Risks or Side Effects of Surgical Procedure
There is a risk of:
- Diaphragm penetration during the procedure, which could cause a condition known as capnothorax
- infection and/or inflamed tissue at the electrode implantation sites
- bleeding at the electrode implantation sites
- nerve, tissue or organ damage as a result of the procedure
- electrode wires breaking off in your body leading to reduced or intermittent diaphragm pacing or failure of the pacing system
- cardiac arrhythmia being caused by the placement of the electrodes in the chest cavity
- skin irritation or hypersensitivity from the electrical stimulation, from the tape used with the electrodes or from the skin bandage that holds the electrode connections
- your body not being compatible with the materials used in the electrodes and their wires
- choking during eating and of sleep apnea is a Passy-Muir valve is not used during the training period
- discomfort during the conditioning period – be sure to tell your physician if you notice pain, discomfort or shortness of breath
- not having a sufficient muscle reaction when using the stimulator and the product may not work for you
- At this time, there is insufficient clinical data to determine safety in implanting this device in patients with cardiac pacemakers; therefore, you should not be implanted with this device if you have a cardiac pacemaker or other implanted electrical device.

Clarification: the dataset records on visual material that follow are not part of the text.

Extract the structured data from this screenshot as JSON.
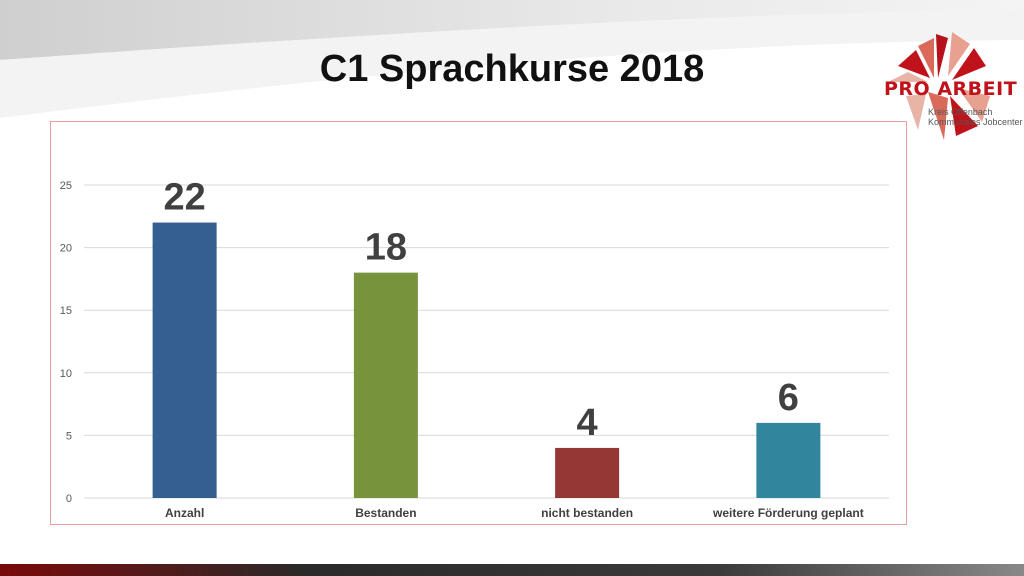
{
  "title": "C1 Sprachkurse 2018",
  "logo": {
    "name": "PRO ARBEIT",
    "line1": "Kreis Offenbach",
    "line2": "Kommunales Jobcenter"
  },
  "colors": {
    "accent": "#c0121a",
    "frame": "#e6a09d"
  },
  "chart_data": {
    "type": "bar",
    "categories": [
      "Anzahl",
      "Bestanden",
      "nicht bestanden",
      "weitere Förderung geplant"
    ],
    "values": [
      22,
      18,
      4,
      6
    ],
    "data_labels": [
      "22",
      "18",
      "4",
      "6"
    ],
    "colors": [
      "#355f91",
      "#77933c",
      "#953735",
      "#31859c"
    ],
    "yticks": [
      "0",
      "5",
      "10",
      "15",
      "20",
      "25"
    ],
    "ylim": [
      0,
      25
    ],
    "grid": true,
    "legend": "none",
    "title": "",
    "xlabel": "",
    "ylabel": ""
  }
}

- This product should not be used by patients with suspected or real heart problems, or epilepsy
- The safety of this device in use during pregnancy is unknown.
- The long-term effects of electrical stimulation of the diaphragm are unknown.
Risks and Probable Benefits of Using the NEURX DPS
There is a risk that during electrode placement, the electrodes may go all the way through the diaphragm muscle which could cause air to gather in your chest and cause a capnothorax. If this occurs, air on your chest may cause both discomfort and hinder your ability to breathe. In a “worst-case” situation, one or both of your lungs could collapse. If a lung does collapse, it will be re-inflated immediately using a tube that is placed in your chest. There may be some discomfort and/or bruising at the site where the lead wires go through the skin. This is temporary and should go away in a few days.
It is possible that stimulation from the diaphragm pacing system could stop either due to electrode breakage, cable disconnection or stimulator failure. If one of these happens, breathing will stop. Without prompt attention, this could result in permanent disability or death. This risk is reduced by using back-up electrodes and sounding an alarm whenever the stimulator detects improper operating conditions.
There is a risk of aspiration when using this device. While becoming used to the stimulation and timing, it is recommended that a one-way (Passy-Muir) valve on your tracheostomy is used while eating or drinking when on the pacing device. It is also recommended to use the one-way valve while sleeping to avoid upper airway obstructions. The Passy-Muir speaking valve looks like a plug with holes in it. The valve fits directly onto the end of your tracheostomy tube. It opens during inspiration to let air into your lungs and closes during exhalation to allow air to pass over your vocal cords and out through your nose and/or mouth. The valve allows for more normal respiration, improves swallowing and may reduce your risk of aspiration.
You may experience increased spasms with the stimulation while your body becomes used to the stimulation. This typically subsides within a few days of use.